23 projets et 9 milliards de DH pour démarrer la politique de la ville

Ils portent sur la requalification urbaine, la réhabilitation d’anciennes médinas et la relance des villes nouvelles dans 14 régions. Le ministère de l’habitat supporte 21% du coût global, le reliquat se répartit entre 53 collectivités territoriales, 15 départements ministériels et 8 organismes publics.

Une vingtaine de projets pour commencer. Le premier apport concret de la politique de la ville, initiée il y a un peu plus d’un an par le ministère de l’habitat, consistera en effet en 23 projets. La tutelle vient d’officialiser les conventions devant permettre leur réalisation. Dans le lot, on trouve de tout avec en premier des projets de requalification urbaine intégrée : création de zones d’activités économiques, d’équipements structurants, de réseaux viaires et d’assainissement ou encore de places publiques et d’espaces verts… Les régions concernées par ce type de chantiers sont entre autres la province de Khouribga, El Jadida, Sidi Yahya et Tamansourt, pour un coût total de 6,7 milliards de DH.

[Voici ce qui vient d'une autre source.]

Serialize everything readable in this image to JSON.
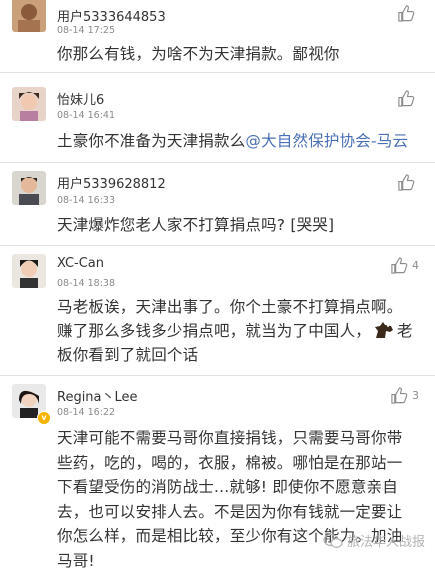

Viennent ensuite des projets de réhabilitation des anciennes médinas (traitement de l’habitat menaçant ruine, réhabilitation de monuments historiques, création de circuits d’animation touristique…) prévus dans les médinas de Fès, Meknès et Essaouira pour un investissement de 1,4 milliard de DH.

Enfin, des programmes de relance de villes nouvelles, spécifiquement Atlantic Free Zone à Kénitra, Tamesna et Tagadirt mobiliseront un investissement de 546 MDH. Une enveloppe qui servira notamment à la réalisation d’équipements et d’espaces verts ainsi que l’élaboration d’études techniques dans ces zones.

En tout, 14 villes et provinces sont concernées par ces chantiers devant être réalisés entre 2013 et 2017. Pourquoi ces régions en priorité ? Depuis la mise en place du référentiel de la politique de la ville en juin dernier, l’Habitat a effectué un appel à projets et ceux qui ont été retenus jusqu’à présent sont ceux qui ont bénéficié de la plus forte mobilisation des acteurs locaux. C’est en effet le critère prioritaire considéré par la tutelle.

Une agence pour l’habitat menaçant ruine d’ici la fin de l’année

C’est que toute la démarche pour la réalisation de ces chantiers est basée sur un partenariat financier entre différents acteurs. Le coût total prévu pour les 23 projets qui est de 8,9 milliards de DH ne sera pris en charge qu’à hauteur de 21% par le ministère de l’habitat. Le reste devant être réparti entre 53 collectivités territoriales, 15 départements ministériels et 8 organismes publics. La question se pose au passage de savoir si en dépit des récentes coupes dans le budget d’investissement, qui devraient priver l’Habitat de 279 MDH, la tutelle pourra couvrir convenablement sa part. En fait, cette coupe ne devrait avoir aucune incidence, assure Nabil Benabdellah, le ministre de l’habitat, étant donné que la quote-part de la tutelle est prélevée au niveau du Fonds de solidarité habitat et intégration urbaine (FSHIU), lequel est pour rappel alimenté par des prélèvements sur les ventes de matériaux de construction.

Pour la suite, une deuxième salve de 15 autres projets devrait être conventionnée avant la fin de l’année, selon les plans du ministère de l’habitat. 
  

En outre, le ministère devrait mettre à profit les prochains mois pour mettre en place les fondements de la politique de la ville. A ce titre, un premier volet concerne la lutte contre l’habitat menaçant ruine. Une première mesure en la matière portera sur la mise en place d’ici la fin de l’année d’une agence nationale du renouvellement urbain et de l’intervention au niveau de l’habitat menaçant ruine pour un budget de 100 MDH. Le projet de loi relatif à cette agence a déjà été déposé au Secrétariat général du gouvernement en juin dernier qui l’a soumis à son tour au ministère des finances. Il devrait en résulter une mouture définitive qui devrait être soumise à discussion. La mise en place de cette agence sera complétée par une loi sur l’habitat menaçant ruine déposée elle aussi au SGG à la mi-2012. Comme nous le rapportions en exclusivité dans une précédente édition, ce nouveau cadre prévoit, entre autres, la mise en place d’une commission présidée par le gouverneur qui aura la charge de déterminer les habitats menaçant ruine sur la base de rapports d’expertise et arrêtera les réparations à apporter selon les cas. Aussi, la tutelle envisage de créer un comité interministériel de la politique de la ville prévue pour juin prochain.

A cette même date, il est prévu le lancement d’une étude relative au schéma national de renforcement de l’armature urbaine. Le ministère a enfin dans ses cartons une loi d’orientation de la politique de la ville dont l’adoption est prévue pour la fin de l’année en cours.